The Effective Parenting Tactic I’m Quitting

I wouldn’t wear that. The other kids will make fun of you.

Your friend pays attention in class. Why can’t you?

Potty training shouldn’t take this long. Your brother had no accidents by the time he was your age.

Shaming kids into modifying their behavior by comparing them to other children works. I know because I’ve done it countless times, usually without realizing what I was doing. The realizations only came later when I reflected on the situations. Shame is a shameful word. Shame is something “bad” parents do. Shame is what all the progressive parenting articles tell you not to do to your kid. And we convince ourselves that we don’t shame our kids. That we wouldn’t.

But I think shaming is sometimes more subtle than telling our kids they’re not good enough, or publicly humiliating them. By its very definition, to shame is to make someone feel ashamed or inadequate by outdoing or surpassing them. Comparing kids to each other is letting another kid outdo or surpass our kid. It doesn’t have to be that way. Our kids can just be and exist without being put up against their peers more than they already are just by attending school, daycare or even play dates.

Comparing our kids to their peers is a parenting tactic that works, but I can’t quit it fast enough. I’ve committed to avoiding comparing my kids to others whenever possible. Don’t get me wrong. I want to ensure my kids are in a healthy place compared to other kids on the growth charts. I want my kids to be on track for their grade in school. I want my kids to be behaving and developing in an age-appropriate way. And that’s where I want the comparisons to end.

I’ve always been a person who “beats to my own drum” as my mom says. She spent much of my childhood fighting the urge to stifle my crazy impulses because she feared I’d be teased. I didn’t play with Barbies as a kid. That would be too normal. I preferred to hold the doll in front of me and run around the house, fantasizing about Barbie’s beach picnic with Ken.
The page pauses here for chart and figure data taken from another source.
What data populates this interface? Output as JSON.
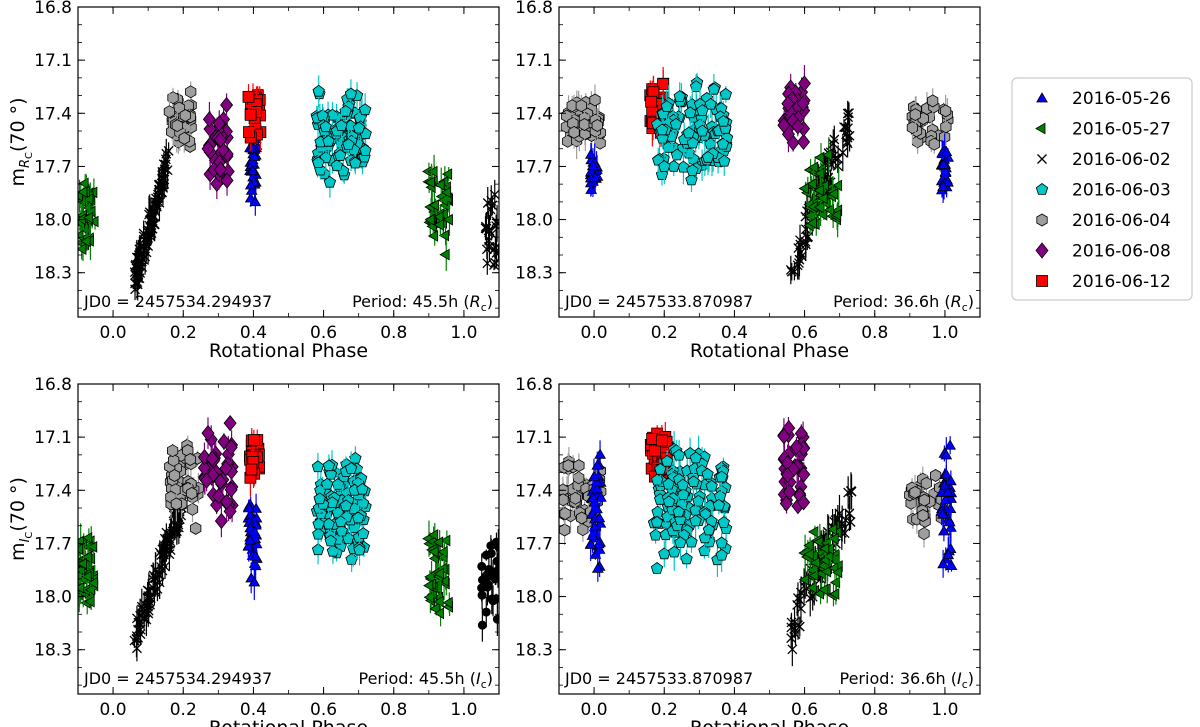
{
  "chart_data": {
    "type": "scatter",
    "figure_title": "",
    "x_domain": [
      -0.1,
      1.1
    ],
    "y_domain_inverted": [
      18.55,
      16.8
    ],
    "series": [
      {
        "name": "2016-05-26",
        "marker": "triangle-up",
        "color": "#0000ff"
      },
      {
        "name": "2016-05-27",
        "marker": "triangle-left",
        "color": "#008000"
      },
      {
        "name": "2016-06-02",
        "marker": "x",
        "color": "#000000"
      },
      {
        "name": "2016-06-03",
        "marker": "pentagon",
        "color": "#00c8c8"
      },
      {
        "name": "2016-06-04",
        "marker": "hexagon",
        "color": "#9e9e9e"
      },
      {
        "name": "2016-06-08",
        "marker": "diamond",
        "color": "#800080"
      },
      {
        "name": "2016-06-12",
        "marker": "square",
        "color": "#ff0000"
      }
    ],
    "legend": {
      "placement": "right",
      "entries": [
        "2016-05-26",
        "2016-05-27",
        "2016-06-02",
        "2016-06-03",
        "2016-06-04",
        "2016-06-08",
        "2016-06-12"
      ]
    },
    "panels": [
      {
        "id": "rc-45",
        "ylabel_base": "m",
        "ylabel_sub": "R",
        "ylabel_subsub": "C",
        "ylabel_tail": "(70 °)",
        "show_ylabel": true,
        "xlabel": "Rotational Phase",
        "xticks": [
          "0.0",
          "0.2",
          "0.4",
          "0.6",
          "0.8",
          "1.0"
        ],
        "xtick_values": [
          0.0,
          0.2,
          0.4,
          0.6,
          0.8,
          1.0
        ],
        "yticks": [
          "16.8",
          "17.1",
          "17.4",
          "17.7",
          "18.0",
          "18.3"
        ],
        "ytick_values": [
          16.8,
          17.1,
          17.4,
          17.7,
          18.0,
          18.3
        ],
        "jd0_text": "JD0 = 2457534.294937",
        "period_text": "Period: 45.5h (",
        "period_band": "R",
        "period_band_sub": "c",
        "clusters": [
          {
            "series": 1,
            "x": [
              -0.1,
              -0.05
            ],
            "y": [
              17.65,
              18.2
            ],
            "center": 17.95,
            "n": 40
          },
          {
            "series": 2,
            "x": [
              0.06,
              0.16
            ],
            "y": [
              17.65,
              18.35
            ],
            "trend": "down",
            "n": 90
          },
          {
            "series": 4,
            "x": [
              0.16,
              0.225
            ],
            "y": [
              17.25,
              17.6
            ],
            "n": 45
          },
          {
            "series": 5,
            "x": [
              0.27,
              0.33
            ],
            "y": [
              17.35,
              17.85
            ],
            "n": 35
          },
          {
            "series": 0,
            "x": [
              0.39,
              0.41
            ],
            "y": [
              17.45,
              17.95
            ],
            "n": 35
          },
          {
            "series": 6,
            "x": [
              0.385,
              0.42
            ],
            "y": [
              17.2,
              17.55
            ],
            "n": 22
          },
          {
            "series": 3,
            "x": [
              0.58,
              0.72
            ],
            "y": [
              17.25,
              17.8
            ],
            "n": 110
          },
          {
            "series": 1,
            "x": [
              0.9,
              0.96
            ],
            "y": [
              17.65,
              18.2
            ],
            "center": 17.95,
            "n": 40
          },
          {
            "series": 2,
            "x": [
              1.06,
              1.1
            ],
            "y": [
              17.8,
              18.35
            ],
            "n": 25
          }
        ]
      },
      {
        "id": "rc-36",
        "ylabel_base": "",
        "ylabel_sub": "",
        "ylabel_subsub": "",
        "ylabel_tail": "",
        "show_ylabel": false,
        "xlabel": "Rotational Phase",
        "xticks": [
          "0.0",
          "0.2",
          "0.4",
          "0.6",
          "0.8",
          "1.0"
        ],
        "xtick_values": [
          0.0,
          0.2,
          0.4,
          0.6,
          0.8,
          1.0
        ],
        "yticks": [
          "16.8",
          "17.1",
          "17.4",
          "17.7",
          "18.0",
          "18.3"
        ],
        "ytick_values": [
          16.8,
          17.1,
          17.4,
          17.7,
          18.0,
          18.3
        ],
        "jd0_text": "JD0 = 2457533.870987",
        "period_text": "Period: 36.6h (",
        "period_band": "R",
        "period_band_sub": "c",
        "clusters": [
          {
            "series": 4,
            "x": [
              -0.08,
              0.02
            ],
            "y": [
              17.3,
              17.6
            ],
            "n": 45
          },
          {
            "series": 0,
            "x": [
              -0.01,
              0.01
            ],
            "y": [
              17.6,
              17.85
            ],
            "n": 25
          },
          {
            "series": 6,
            "x": [
              0.16,
              0.21
            ],
            "y": [
              17.2,
              17.55
            ],
            "n": 30
          },
          {
            "series": 3,
            "x": [
              0.18,
              0.38
            ],
            "y": [
              17.2,
              17.8
            ],
            "n": 110
          },
          {
            "series": 5,
            "x": [
              0.54,
              0.6
            ],
            "y": [
              17.15,
              17.6
            ],
            "n": 35
          },
          {
            "series": 2,
            "x": [
              0.56,
              0.73
            ],
            "y": [
              17.45,
              18.35
            ],
            "trend": "up",
            "n": 70
          },
          {
            "series": 1,
            "x": [
              0.6,
              0.7
            ],
            "y": [
              17.6,
              18.1
            ],
            "n": 45
          },
          {
            "series": 4,
            "x": [
              0.9,
              1.02
            ],
            "y": [
              17.3,
              17.6
            ],
            "n": 30
          },
          {
            "series": 0,
            "x": [
              0.99,
              1.01
            ],
            "y": [
              17.55,
              17.85
            ],
            "n": 25
          }
        ]
      },
      {
        "id": "ic-45",
        "ylabel_base": "m",
        "ylabel_sub": "I",
        "ylabel_subsub": "C",
        "ylabel_tail": "(70 °)",
        "show_ylabel": true,
        "xlabel": "Rotational Phase",
        "xticks": [
          "0.0",
          "0.2",
          "0.4",
          "0.6",
          "0.8",
          "1.0"
        ],
        "xtick_values": [
          0.0,
          0.2,
          0.4,
          0.6,
          0.8,
          1.0
        ],
        "yticks": [
          "16.8",
          "17.1",
          "17.4",
          "17.7",
          "18.0",
          "18.3"
        ],
        "ytick_values": [
          16.8,
          17.1,
          17.4,
          17.7,
          18.0,
          18.3
        ],
        "jd0_text": "JD0 = 2457534.294937",
        "period_text": "Period: 45.5h (",
        "period_band": "I",
        "period_band_sub": "c",
        "clusters": [
          {
            "series": 1,
            "x": [
              -0.1,
              -0.05
            ],
            "y": [
              17.55,
              18.1
            ],
            "center": 17.85,
            "n": 40
          },
          {
            "series": 2,
            "x": [
              0.06,
              0.2
            ],
            "y": [
              17.45,
              18.25
            ],
            "trend": "down",
            "n": 90
          },
          {
            "series": 4,
            "x": [
              0.16,
              0.25
            ],
            "y": [
              17.1,
              17.65
            ],
            "n": 45
          },
          {
            "series": 5,
            "x": [
              0.26,
              0.34
            ],
            "y": [
              17.0,
              17.6
            ],
            "n": 40
          },
          {
            "series": 0,
            "x": [
              0.385,
              0.41
            ],
            "y": [
              17.4,
              17.95
            ],
            "n": 35
          },
          {
            "series": 6,
            "x": [
              0.39,
              0.42
            ],
            "y": [
              17.05,
              17.35
            ],
            "n": 22
          },
          {
            "series": 3,
            "x": [
              0.58,
              0.72
            ],
            "y": [
              17.2,
              17.85
            ],
            "n": 110
          },
          {
            "series": 1,
            "x": [
              0.9,
              0.96
            ],
            "y": [
              17.55,
              18.1
            ],
            "center": 17.85,
            "n": 40
          },
          {
            "series": 2,
            "x": [
              1.05,
              1.1
            ],
            "y": [
              17.55,
              18.25
            ],
            "filled": true,
            "n": 25
          }
        ]
      },
      {
        "id": "ic-36",
        "ylabel_base": "",
        "ylabel_sub": "",
        "ylabel_subsub": "",
        "ylabel_tail": "",
        "show_ylabel": false,
        "xlabel": "Rotational Phase",
        "xticks": [
          "0.0",
          "0.2",
          "0.4",
          "0.6",
          "0.8",
          "1.0"
        ],
        "xtick_values": [
          0.0,
          0.2,
          0.4,
          0.6,
          0.8,
          1.0
        ],
        "yticks": [
          "16.8",
          "17.1",
          "17.4",
          "17.7",
          "18.0",
          "18.3"
        ],
        "ytick_values": [
          16.8,
          17.1,
          17.4,
          17.7,
          18.0,
          18.3
        ],
        "jd0_text": "JD0 = 2457533.870987",
        "period_text": "Period: 36.6h (",
        "period_band": "I",
        "period_band_sub": "c",
        "clusters": [
          {
            "series": 4,
            "x": [
              -0.09,
              0.02
            ],
            "y": [
              17.2,
              17.65
            ],
            "n": 45
          },
          {
            "series": 0,
            "x": [
              -0.01,
              0.02
            ],
            "y": [
              17.1,
              17.9
            ],
            "n": 35
          },
          {
            "series": 6,
            "x": [
              0.16,
              0.21
            ],
            "y": [
              17.05,
              17.35
            ],
            "n": 30
          },
          {
            "series": 3,
            "x": [
              0.17,
              0.38
            ],
            "y": [
              17.1,
              17.85
            ],
            "n": 120
          },
          {
            "series": 5,
            "x": [
              0.54,
              0.6
            ],
            "y": [
              17.0,
              17.55
            ],
            "n": 40
          },
          {
            "series": 2,
            "x": [
              0.56,
              0.74
            ],
            "y": [
              17.45,
              18.25
            ],
            "trend": "up",
            "n": 70
          },
          {
            "series": 1,
            "x": [
              0.6,
              0.7
            ],
            "y": [
              17.55,
              18.05
            ],
            "n": 50
          },
          {
            "series": 4,
            "x": [
              0.9,
              1.02
            ],
            "y": [
              17.3,
              17.65
            ],
            "n": 30
          },
          {
            "series": 0,
            "x": [
              0.99,
              1.02
            ],
            "y": [
              17.1,
              17.9
            ],
            "n": 35
          }
        ]
      }
    ]
  }
}
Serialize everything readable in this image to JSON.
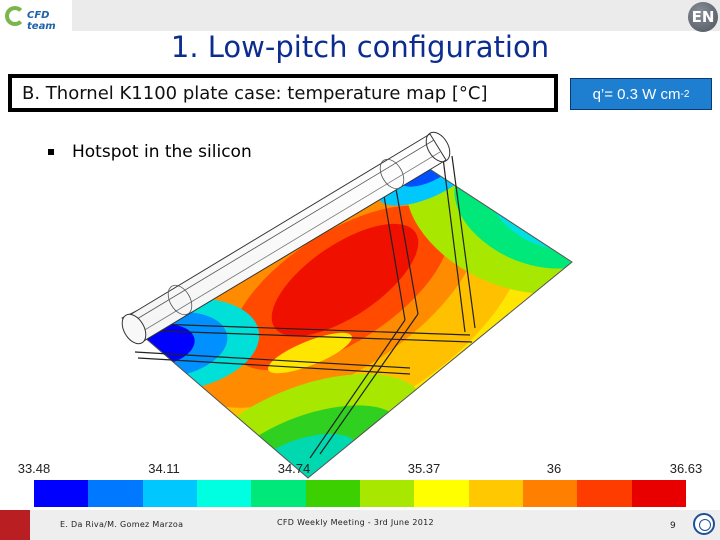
{
  "header": {
    "logo_text": "CFD team",
    "badge_text": "EN"
  },
  "slide": {
    "title": "1. Low-pitch configuration",
    "subtitle": "B. Thornel K1100 plate case: temperature map [°C]",
    "flux_label": "q’= 0.3 W cm",
    "flux_exponent": "-2",
    "bullet": "Hotspot in the silicon"
  },
  "colorscale": {
    "labels": [
      "33.48",
      "34.11",
      "34.74",
      "35.37",
      "36",
      "36.63"
    ],
    "colors": [
      "#0000ff",
      "#0078ff",
      "#00c8ff",
      "#00ffe0",
      "#00e87a",
      "#3cd000",
      "#a8e800",
      "#ffff00",
      "#ffc800",
      "#ff8000",
      "#ff3c00",
      "#e80000"
    ]
  },
  "footer": {
    "authors": "E. Da Riva/M. Gomez Marzoa",
    "meeting": "CFD Weekly Meeting - 3rd June 2012",
    "page_number": "9"
  }
}
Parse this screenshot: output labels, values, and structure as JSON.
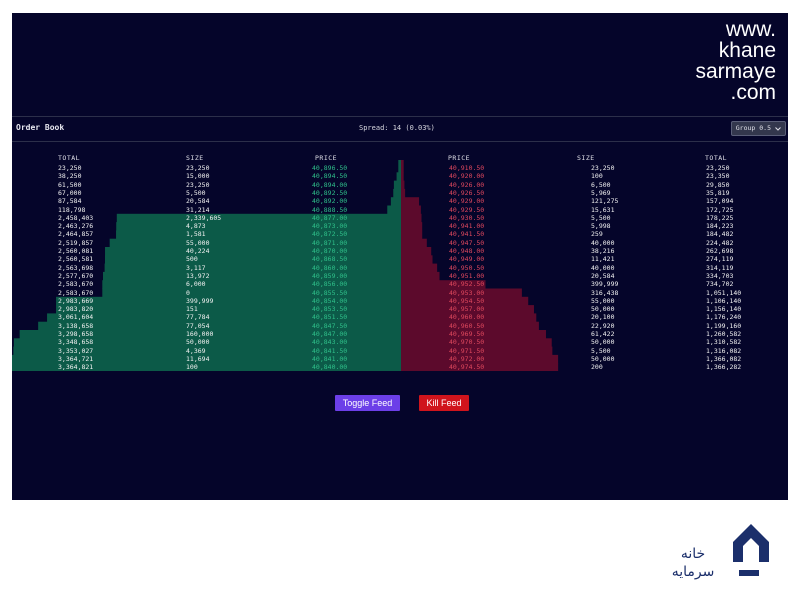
{
  "watermark": {
    "lines": [
      "www.",
      "khane",
      "sarmaye",
      ".com"
    ]
  },
  "header": {
    "title": "Order Book",
    "spread_label": "Spread: 14 (0.03%)",
    "group_label": "Group 0.5",
    "group_icon": "chevron-down-icon"
  },
  "bids": {
    "headers": {
      "total": "TOTAL",
      "size": "SIZE",
      "price": "PRICE"
    },
    "rows": [
      {
        "total": "23,250",
        "size": "23,250",
        "price": "40,896.50"
      },
      {
        "total": "38,250",
        "size": "15,000",
        "price": "40,894.50"
      },
      {
        "total": "61,500",
        "size": "23,250",
        "price": "40,894.00"
      },
      {
        "total": "67,000",
        "size": "5,500",
        "price": "40,892.50"
      },
      {
        "total": "87,584",
        "size": "20,584",
        "price": "40,892.00"
      },
      {
        "total": "118,798",
        "size": "31,214",
        "price": "40,888.50"
      },
      {
        "total": "2,458,403",
        "size": "2,339,605",
        "price": "40,877.00"
      },
      {
        "total": "2,463,276",
        "size": "4,873",
        "price": "40,873.00"
      },
      {
        "total": "2,464,857",
        "size": "1,581",
        "price": "40,872.50"
      },
      {
        "total": "2,519,857",
        "size": "55,000",
        "price": "40,871.00"
      },
      {
        "total": "2,560,081",
        "size": "40,224",
        "price": "40,870.00"
      },
      {
        "total": "2,560,581",
        "size": "500",
        "price": "40,868.50"
      },
      {
        "total": "2,563,698",
        "size": "3,117",
        "price": "40,860.00"
      },
      {
        "total": "2,577,670",
        "size": "13,972",
        "price": "40,859.00"
      },
      {
        "total": "2,583,670",
        "size": "6,000",
        "price": "40,856.00"
      },
      {
        "total": "2,583,670",
        "size": "0",
        "price": "40,855.50"
      },
      {
        "total": "2,983,669",
        "size": "399,999",
        "price": "40,854.00"
      },
      {
        "total": "2,983,820",
        "size": "151",
        "price": "40,853.50"
      },
      {
        "total": "3,061,604",
        "size": "77,784",
        "price": "40,851.50"
      },
      {
        "total": "3,138,658",
        "size": "77,054",
        "price": "40,847.50"
      },
      {
        "total": "3,298,658",
        "size": "160,000",
        "price": "40,847.00"
      },
      {
        "total": "3,348,658",
        "size": "50,000",
        "price": "40,843.00"
      },
      {
        "total": "3,353,027",
        "size": "4,369",
        "price": "40,841.50"
      },
      {
        "total": "3,364,721",
        "size": "11,694",
        "price": "40,841.00"
      },
      {
        "total": "3,364,821",
        "size": "100",
        "price": "40,840.00"
      }
    ]
  },
  "asks": {
    "headers": {
      "price": "PRICE",
      "size": "SIZE",
      "total": "TOTAL"
    },
    "rows": [
      {
        "price": "40,910.50",
        "size": "23,250",
        "total": "23,250"
      },
      {
        "price": "40,920.00",
        "size": "100",
        "total": "23,350"
      },
      {
        "price": "40,926.00",
        "size": "6,500",
        "total": "29,850"
      },
      {
        "price": "40,926.50",
        "size": "5,969",
        "total": "35,819"
      },
      {
        "price": "40,929.00",
        "size": "121,275",
        "total": "157,094"
      },
      {
        "price": "40,929.50",
        "size": "15,631",
        "total": "172,725"
      },
      {
        "price": "40,930.50",
        "size": "5,500",
        "total": "178,225"
      },
      {
        "price": "40,941.00",
        "size": "5,998",
        "total": "184,223"
      },
      {
        "price": "40,941.50",
        "size": "259",
        "total": "184,482"
      },
      {
        "price": "40,947.50",
        "size": "40,000",
        "total": "224,482"
      },
      {
        "price": "40,948.00",
        "size": "38,216",
        "total": "262,698"
      },
      {
        "price": "40,949.00",
        "size": "11,421",
        "total": "274,119"
      },
      {
        "price": "40,950.50",
        "size": "40,000",
        "total": "314,119"
      },
      {
        "price": "40,951.00",
        "size": "20,584",
        "total": "334,703"
      },
      {
        "price": "40,952.50",
        "size": "399,999",
        "total": "734,702"
      },
      {
        "price": "40,953.00",
        "size": "316,438",
        "total": "1,051,140"
      },
      {
        "price": "40,954.50",
        "size": "55,000",
        "total": "1,106,140"
      },
      {
        "price": "40,957.00",
        "size": "50,000",
        "total": "1,156,140"
      },
      {
        "price": "40,960.00",
        "size": "20,100",
        "total": "1,176,240"
      },
      {
        "price": "40,960.50",
        "size": "22,920",
        "total": "1,199,160"
      },
      {
        "price": "40,969.50",
        "size": "61,422",
        "total": "1,260,582"
      },
      {
        "price": "40,970.50",
        "size": "50,000",
        "total": "1,310,582"
      },
      {
        "price": "40,971.50",
        "size": "5,500",
        "total": "1,316,082"
      },
      {
        "price": "40,972.00",
        "size": "50,000",
        "total": "1,366,082"
      },
      {
        "price": "40,974.50",
        "size": "200",
        "total": "1,366,282"
      }
    ]
  },
  "buttons": {
    "toggle": "Toggle Feed",
    "kill": "Kill Feed"
  },
  "colors": {
    "bid_depth": "#0c5a48",
    "ask_depth": "#5c0a2c",
    "bid_price": "#2fc08a",
    "ask_price": "#e0485e",
    "toggle_bg": "#6c3fe8",
    "kill_bg": "#d0141c"
  },
  "brand": {
    "icon": "house-logo-icon",
    "text_line1": "خانه",
    "text_line2": "سرمایه"
  }
}
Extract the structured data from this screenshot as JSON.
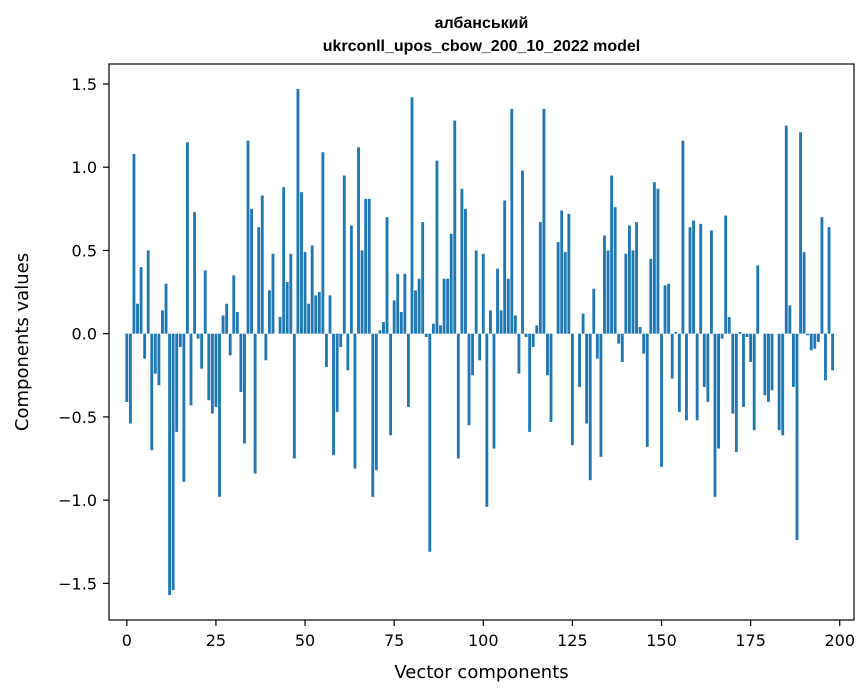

In the absence of dolls at school in my early elementary years, I found that two fingers held up upside down peace sign-style made a nice substitute for Barbie legs. So, I ran around the schoolyard with two fingers in front of my face.

Not exactly the cool kid recipe. Still, my mom wisely held her tongue. Occasionally she’d ask me, “are you sure you want to do that?” Oh, I was sure.

I owned my weirdness and dragged my classmates on board with me. I once convinced nearly all the girls in my first-grade class, including myself, that there were little invisible fairies we could keep in our desks.

When I graduated from junior high school, everyone else wore a slightly nicer version of regular school clothes. I wore a mothereffing evening gown, my flat chest stuffed with bikini top pads. My mom later told me my decision pained her, but to her credit, she did little to dissuade me. Because I was allowed to be myself, I’m not easily humiliated to this day. I’m generally confident and accepting of the differences in others. I speak up when I see someone being mistreated. I’m also grateful to my mom for not pressuring me to conform, even though she herself likes to fly under the radar and doesn’t like drawing attention.

When I became a parent myself, first to a boy and then four years later to a girl, I was determined to let them forge their own paths as I had done. It was a task easier said than done. It’s in a parent’s nature to worry about our kids. Conforming and blending in is safe. Standing out and being different is risky.

My son gave me no reason to worry academically. He was early to talk. Obsessed with science practically since he could walk. He’s charming. A social butterfly.

But developmentally, he lagged a little in some areas. Potty training didn’t come easily to him. He was well into his third year before he was fully trained. His peers at daycare were all ahead of him in the potty department. I became frustrated. “All your friends are going potty. Why aren’t you?”I asked him, loathing the words even as they came out of my mouth.

He had no answer, but I did. He wasn’t potty trained because he wasn’t those other kids. He was my awesome son, who was taking a little longer to potty train than his classmates.

Later, my husband and I would argue with our son over his temper tantrums in school. (I always behaved in school. Why can’t you?) We tried to bribe him to be like the other kids and style his hair.

When our daughter grew into a whiny toddler, we desperately tried to curb her incessant complaining. (No one else is crying. You need to stop.)

The comparison tactic might have worked in the short term for our kids, but never had lasting effects.

My son began to resent us telling him how to do his hair. My daughter was no less upset the next day by yesterday’s pleas to stop fussing.

At the core, kids are who they are, and no amount of bribery or comparing will change that.

If our kids’ behavior needs to be modified, it’s because the change will benefit them and those around them, not because the cool kids are doing something else.

Besides, the real coolest kids are the ones who march to their own beat.